Class Notes

1944

MAY 1996 Fritz Hier
Class Notes
1944
MAY 1996 Fritz Hier

You wanna know why I keep writing these Class Notes on a typewriter? You remember: Royal, Remington, Underwood, Smith Coronathose kind of Smithsonian artifacts. Well, in October, John Weeks had a fax correspondence with the editor of the Dartmouth Medicine magazine and he kindly sent me a copy. At the bottom of the page, under the heading "Headers," was the following—and I kid you not: "From Dartmouth.Medicine@dartvax,dartmouth.edu Mon Oct 2 10:51:41 1995

Return-Path: Dartmouth.Medicine@dartvax,dartmouth.edu

Received: from dartvax.dartmouth.edu (dartvax,dartmouth.edu [129.170.16.4]) by mai105.mail.aol.com (8.6.12/8.6.12) with ESMTP id KAA 15782 for ; Mon, 2 Oct 1995 10:51:40-0400 Received: from prancer.Dartmouth EDU (prancer.dartmouth.edu [129.170.208.2]) by dartvax.dartmouth.edu (8.6.12-DND/8.6.12) with SMTP"

What, pray tell, would our old English profs—Lambuth, Hurd, Jensen, Joyce, and Cox—say to all that?

So, on to the explicable. Not surprisingly, and well-deservedly, Joe Vancisin has racked up yet another honor with his induction in the Branford Sports Hall of Fame. And Monte DuVal has been named to head the retirement system for the state of Arizona.

Retired NASA scientist Dick Allenby and wife Julie celebrated their 50th wedding anniversary last October, with all three kids (including Kent '74 and daughter in-law Carolyn '76) and grandchildren in attendance. Actually, Dick is about as retired as a herd of centipedes. Besides consulting on such things as the prediction of earthquakes, he and Julie travel, play golf, and water ski. "I had to give up ice hockey and downhill skiing several years ago," he says. "Knee problems."

Dr. Lan "Digger" Macdonald's wife, Deena, really put on a surprise 75th birthday party for Digger.
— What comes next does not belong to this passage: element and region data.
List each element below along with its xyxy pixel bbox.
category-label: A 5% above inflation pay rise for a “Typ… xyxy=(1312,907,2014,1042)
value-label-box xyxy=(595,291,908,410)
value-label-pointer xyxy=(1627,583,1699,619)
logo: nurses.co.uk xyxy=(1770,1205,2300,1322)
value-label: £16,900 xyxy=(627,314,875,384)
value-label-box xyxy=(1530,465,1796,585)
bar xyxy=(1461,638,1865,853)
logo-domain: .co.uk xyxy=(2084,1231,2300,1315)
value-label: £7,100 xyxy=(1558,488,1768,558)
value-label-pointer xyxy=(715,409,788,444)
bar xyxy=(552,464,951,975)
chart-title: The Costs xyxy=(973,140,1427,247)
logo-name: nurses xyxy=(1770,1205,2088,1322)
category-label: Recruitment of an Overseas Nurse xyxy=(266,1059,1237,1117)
He was a Navy Air Corps fighter pilot in the Pacific, so Deena rented Hanger 221 at the Orlando Executive Airport for the November 14 birthday bash, attended by more than 150 of the Macdonalds' friends and buddies.
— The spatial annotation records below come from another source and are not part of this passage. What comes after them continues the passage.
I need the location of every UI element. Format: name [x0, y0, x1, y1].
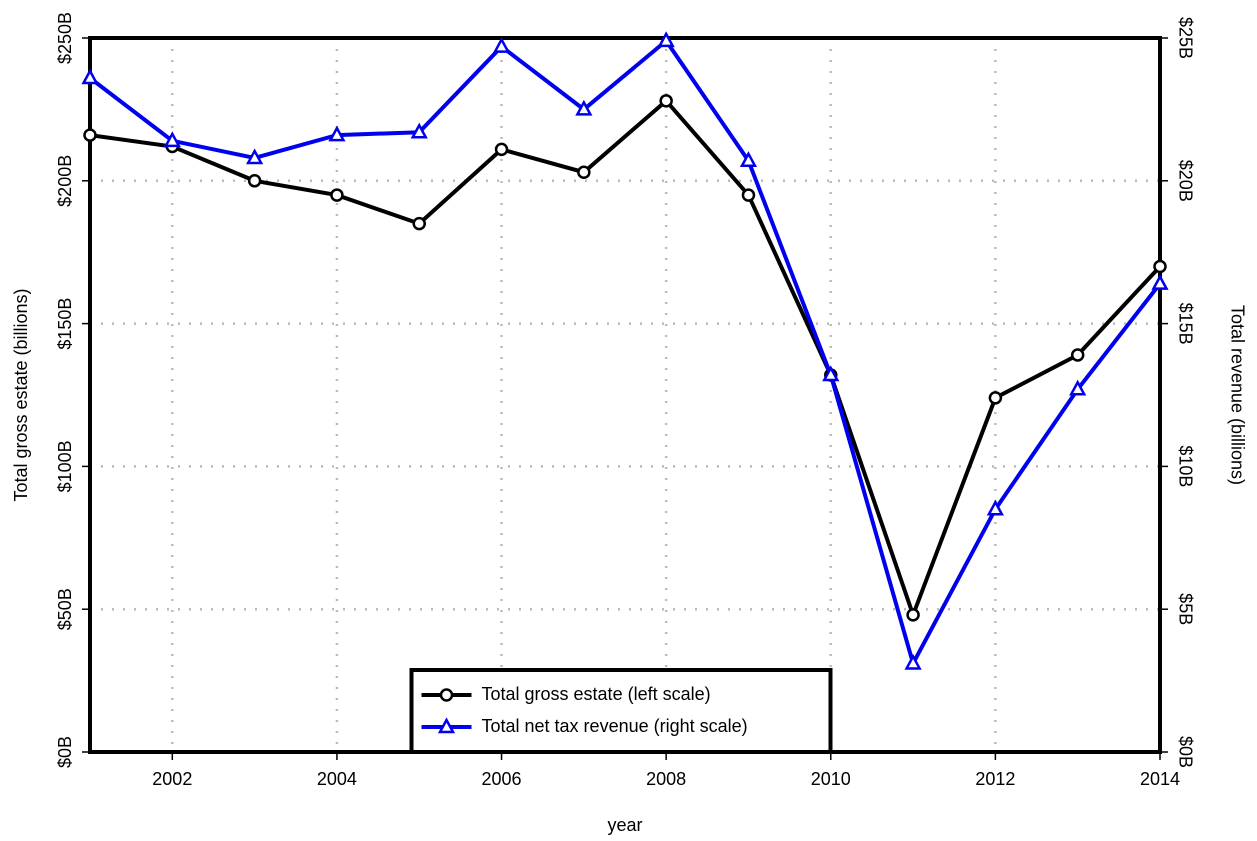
y-tick-label: $150B	[55, 298, 75, 350]
line	[89, 98, 1162, 621]
x-axis-label: year	[607, 815, 642, 835]
circle-marker	[577, 165, 591, 179]
triangle-marker	[986, 499, 1004, 516]
circle-marker	[659, 94, 673, 108]
circle-marker	[412, 216, 426, 231]
triangle-marker	[739, 151, 758, 168]
triangle-marker	[822, 365, 840, 382]
triangle-marker	[328, 125, 346, 142]
y-tick-label: $100B	[55, 440, 75, 492]
triangle-marker	[1151, 273, 1169, 290]
y2-tick-label: $5B	[1175, 593, 1195, 625]
triangle-marker	[904, 653, 922, 670]
triangle-marker	[492, 36, 511, 53]
y-axis-label: Total gross estate (billions)	[11, 288, 31, 501]
circle-marker	[741, 188, 756, 202]
y2-tick-label: $25B	[1175, 17, 1195, 59]
legend-label: Total gross estate (left scale)	[482, 684, 711, 704]
legend-box	[409, 668, 833, 754]
circle-marker	[439, 688, 454, 702]
y2-tick-label: $15B	[1175, 303, 1195, 345]
triangle-marker	[246, 148, 264, 165]
triangle-marker	[437, 717, 456, 734]
triangle-marker	[81, 68, 99, 85]
circle-marker	[494, 142, 509, 157]
y-tick-label: $50B	[55, 588, 75, 630]
triangle-marker	[575, 99, 593, 116]
x-tick-label: 2002	[152, 769, 192, 789]
circle-marker	[83, 128, 97, 142]
circle-marker	[1153, 259, 1167, 274]
y-tick-label: $0B	[55, 736, 75, 768]
legend-label: Total net tax revenue (right scale)	[482, 716, 748, 736]
x-tick-label: 2006	[482, 769, 522, 789]
circle-marker	[988, 391, 1003, 405]
circle-marker	[906, 608, 920, 622]
y2-axis-label: Total revenue (billions)	[1227, 305, 1247, 485]
y2-tick-label: $20B	[1175, 160, 1195, 202]
y2-tick-label: $10B	[1175, 445, 1195, 487]
x-tick-label: 2014	[1140, 769, 1180, 789]
y-tick-label: $250B	[55, 12, 75, 64]
y-tick-label: $200B	[55, 155, 75, 207]
line	[88, 37, 1162, 669]
circle-marker	[330, 188, 344, 202]
y2-tick-label: $0B	[1175, 736, 1195, 768]
triangle-marker	[163, 131, 181, 148]
circle-marker	[247, 174, 262, 188]
x-tick-label: 2010	[811, 769, 851, 789]
x-tick-label: 2004	[317, 769, 357, 789]
x-tick-label: 2008	[646, 769, 686, 789]
circle-marker	[1070, 348, 1085, 362]
triangle-marker	[657, 31, 675, 48]
triangle-marker	[410, 122, 428, 139]
triangle-marker	[1069, 379, 1087, 396]
x-tick-label: 2012	[975, 769, 1015, 789]
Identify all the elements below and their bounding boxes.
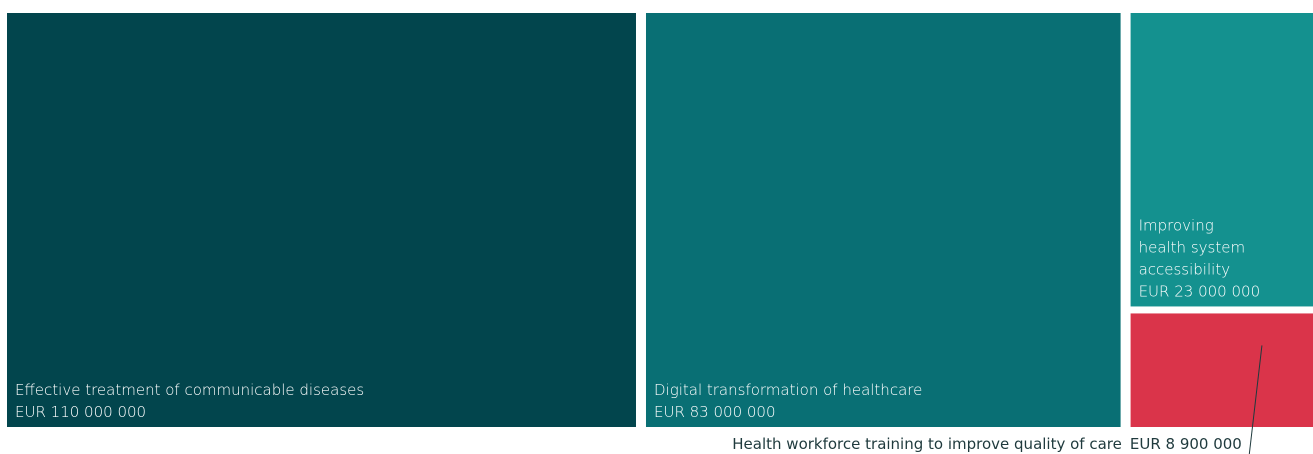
tile-name-label: Digital transformation of healthcare: [654, 381, 922, 399]
treemap-tile: [7, 13, 636, 427]
callout-value: EUR 8 900 000: [1130, 435, 1242, 453]
treemap-tile: [645, 13, 1121, 427]
tile-name-label: Improving: [1139, 216, 1214, 234]
tile-name-label: accessibility: [1139, 260, 1231, 278]
tile-value-label: EUR 110 000 000: [15, 403, 146, 421]
callout-name: Health workforce training to improve qua…: [732, 435, 1122, 453]
tile-value-label: EUR 83 000 000: [654, 403, 776, 421]
tile-name-label: health system: [1139, 238, 1245, 256]
callout-leader-line: [1248, 345, 1263, 454]
callout-label: Health workforce training to improve qua…: [732, 435, 1242, 453]
tile-name-label: Effective treatment of communicable dise…: [15, 381, 364, 399]
tile-value-label: EUR 23 000 000: [1139, 282, 1261, 300]
treemap-tile: [1130, 313, 1313, 427]
treemap-tile: [1130, 13, 1313, 307]
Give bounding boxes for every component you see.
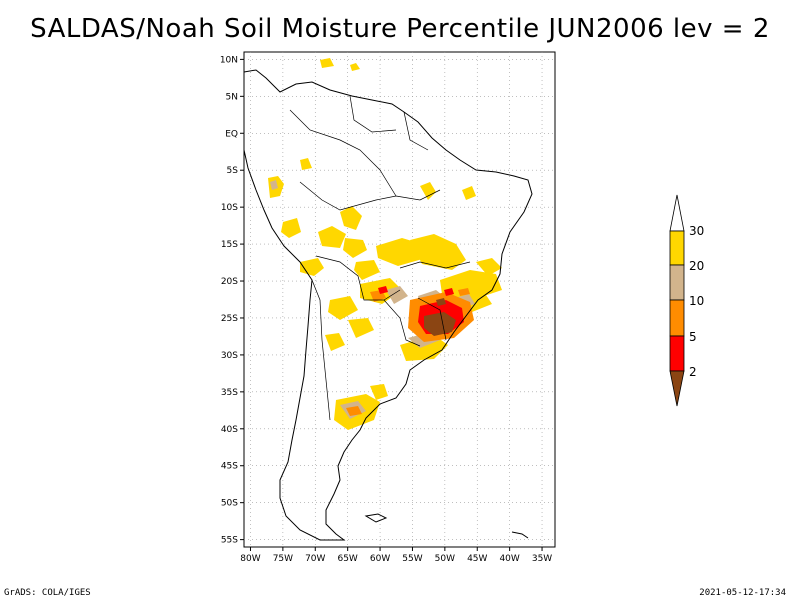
lat-tick-label: 25S — [221, 314, 238, 324]
map-title: SALDAS/Noah Soil Moisture Percentile JUN… — [30, 14, 770, 44]
lat-tick-label: 50S — [221, 499, 238, 509]
colorbar-segment-20-30 — [669, 230, 685, 266]
lon-tick-label: 45W — [467, 554, 487, 564]
lon-tick-label: 40W — [499, 554, 519, 564]
colorbar-top-arrow — [669, 194, 685, 232]
colorbar-label-10: 10 — [689, 294, 704, 308]
lat-tick-label: 30S — [221, 351, 238, 361]
colorbar-bottom-arrow — [669, 370, 685, 407]
coastline — [244, 69, 533, 541]
lon-tick-label: 50W — [435, 554, 455, 564]
lon-tick-label: 80W — [240, 554, 260, 564]
lat-tick-label: 10N — [220, 55, 238, 65]
colorbar-label-5: 5 — [689, 330, 697, 344]
shading-below-2 — [424, 298, 456, 336]
lat-tick-label: 20S — [221, 277, 238, 287]
gridlines — [244, 52, 555, 547]
lat-tick-label: 55S — [221, 536, 238, 546]
colorbar: 30 20 10 5 2 — [669, 194, 704, 407]
lon-tick-label: 55W — [402, 554, 422, 564]
lat-tick-label: 5S — [227, 166, 239, 176]
colorbar-segment-5-10 — [669, 299, 685, 337]
colorbar-label-30: 30 — [689, 224, 704, 238]
lat-tick-labels: 10N 5N EQ 5S 10S 15S 20S 25S 30S 35S 40S 45S 50S 55S — [220, 55, 244, 546]
lat-tick-label: 45S — [221, 462, 238, 472]
footer-credit: GrADS: COLA/IGES — [4, 588, 91, 598]
footer-timestamp: 2021-05-12-17:34 — [699, 588, 786, 598]
lat-tick-label: 5N — [226, 92, 238, 102]
lat-tick-label: EQ — [225, 129, 238, 139]
colorbar-segment-10-20 — [669, 264, 685, 301]
percentile-shading — [268, 58, 502, 430]
lat-tick-label: 35S — [221, 388, 238, 398]
lon-tick-label: 60W — [370, 554, 390, 564]
lat-tick-label: 15S — [221, 240, 238, 250]
lon-tick-label: 65W — [337, 554, 357, 564]
colorbar-label-2: 2 — [689, 365, 697, 379]
colorbar-segment-2-5 — [669, 335, 685, 372]
lat-tick-label: 40S — [221, 425, 238, 435]
lon-tick-labels: 80W 75W 70W 65W 60W 55W 50W 45W 40W 35W — [240, 547, 552, 564]
lon-tick-label: 75W — [273, 554, 293, 564]
lon-tick-label: 70W — [305, 554, 325, 564]
colorbar-label-20: 20 — [689, 259, 704, 273]
country-borders — [289, 95, 471, 421]
lon-tick-label: 35W — [532, 554, 552, 564]
lat-tick-label: 10S — [221, 203, 238, 213]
When we called Gil Gabriel after the early January blizzard, he was having no shoveling problems whatsoever, ensconced as he and Terry were on the 27th floor of their New York City apartment. "Still working," he says, "and harder than ever," at his own Creative Services organization.

Dick and Joanie Whiting, both in their second marriages, have some 837 kids and grandchildren between them, so what to do, where to go, at Christmas? Easy: three weeks in Salzburg, Austria, where they were wined, dined, and shepherded around by old Austrian friends, including midnight masses in famed Salzburg churches (Ah, Mozart!) and side trips to Vienna and Munich.
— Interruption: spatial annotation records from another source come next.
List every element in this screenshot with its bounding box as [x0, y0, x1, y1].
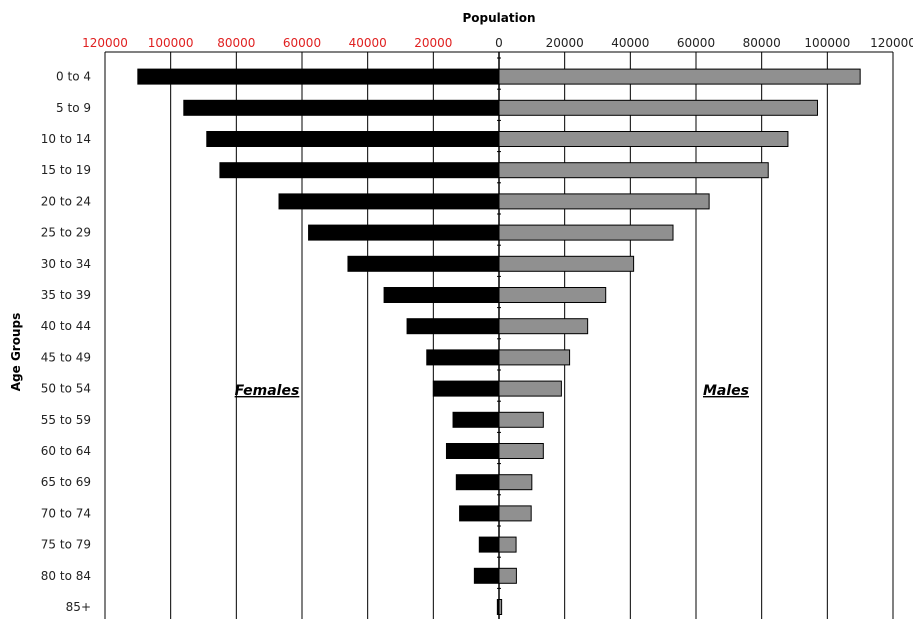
bar-males: [498, 505, 532, 522]
category-label: 30 to 34: [41, 257, 91, 271]
category-label: 20 to 24: [41, 194, 91, 208]
category-label: 0 to 4: [56, 70, 91, 84]
x-tick-label-right: 40000: [611, 36, 649, 50]
bar-males: [498, 318, 589, 335]
x-tick-label-left: 120000: [82, 36, 128, 50]
females-label: Females: [235, 383, 300, 399]
bar-females: [459, 505, 500, 522]
bar-males: [498, 443, 544, 459]
category-label: 85+: [66, 600, 91, 614]
x-axis-title: Population: [462, 11, 535, 25]
bar-males: [498, 99, 818, 116]
bar-females: [452, 411, 500, 428]
bar-females: [206, 131, 500, 147]
bar-females: [406, 318, 500, 335]
bar-males: [498, 131, 789, 147]
bar-females: [137, 68, 500, 85]
category-label: 40 to 44: [41, 319, 91, 333]
category-label: 75 to 79: [41, 538, 91, 552]
category-label: 70 to 74: [41, 506, 91, 520]
x-tick-label-right: 120000: [870, 36, 913, 50]
category-label: 25 to 29: [41, 226, 91, 240]
bar-females: [183, 99, 500, 116]
category-label: 80 to 84: [41, 569, 91, 583]
bar-males: [498, 380, 562, 397]
y-axis-title: Age Groups: [9, 313, 23, 391]
bar-males: [498, 68, 861, 85]
males-label: Males: [703, 383, 749, 399]
x-tick-label-left: 40000: [349, 36, 387, 50]
bar-males: [498, 411, 544, 428]
category-label: 45 to 49: [41, 350, 91, 364]
category-label: 15 to 19: [41, 163, 91, 177]
bar-females: [383, 287, 500, 303]
axis-layer: [105, 51, 893, 619]
category-label: 5 to 9: [56, 101, 91, 115]
label-layer: 120000 100000 80000 60000 40000 20000 0 20000 40…: [41, 36, 913, 614]
category-label: 10 to 14: [41, 132, 91, 146]
bar-females: [308, 224, 500, 241]
bar-females: [219, 162, 500, 179]
bar-males: [498, 599, 503, 615]
bar-females: [455, 474, 500, 491]
bar-males: [498, 224, 674, 241]
x-tick-label-right: 100000: [804, 36, 850, 50]
bar-males: [498, 255, 635, 272]
category-label: 35 to 39: [41, 288, 91, 302]
x-tick-label-right: 80000: [743, 36, 781, 50]
bar-females: [347, 255, 500, 272]
x-tick-label-right: 20000: [546, 36, 584, 50]
bar-females: [432, 380, 500, 397]
bar-layer: [137, 68, 861, 615]
category-label: 60 to 64: [41, 444, 91, 458]
bar-females: [426, 349, 500, 366]
category-label: 50 to 54: [41, 382, 91, 396]
bar-females: [478, 536, 500, 553]
bar-males: [498, 193, 710, 210]
bar-females: [445, 443, 500, 459]
x-tick-label-left: 100000: [148, 36, 194, 50]
bar-males: [498, 162, 769, 179]
bar-males: [498, 474, 533, 491]
bar-males: [498, 536, 517, 553]
bar-females: [278, 193, 500, 210]
grid-layer: [104, 52, 894, 619]
x-tick-label-left: 20000: [414, 36, 452, 50]
category-label: 55 to 59: [41, 413, 91, 427]
x-tick-label-right: 0: [495, 36, 503, 50]
bar-males: [498, 567, 517, 584]
category-label: 65 to 69: [41, 475, 91, 489]
x-tick-label-left: 60000: [283, 36, 321, 50]
bar-males: [498, 349, 571, 366]
bar-females: [473, 567, 500, 584]
x-tick-label-right: 60000: [677, 36, 715, 50]
bar-males: [498, 287, 607, 303]
x-tick-label-left: 80000: [217, 36, 255, 50]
Correction: In writing Rog Feldman's obituary, I said the Feldmans had established a Law Day in their son's memory at Georgetown University. Wrong; it was at the Cambridge School in Weston, Mass. Apologies.

Heard this on the radio and liked it: "He was a man who lived not so much on an income as on a lack of expense."

Sadly, Al Cook died in February. Our sympathy. That's it. Blessings.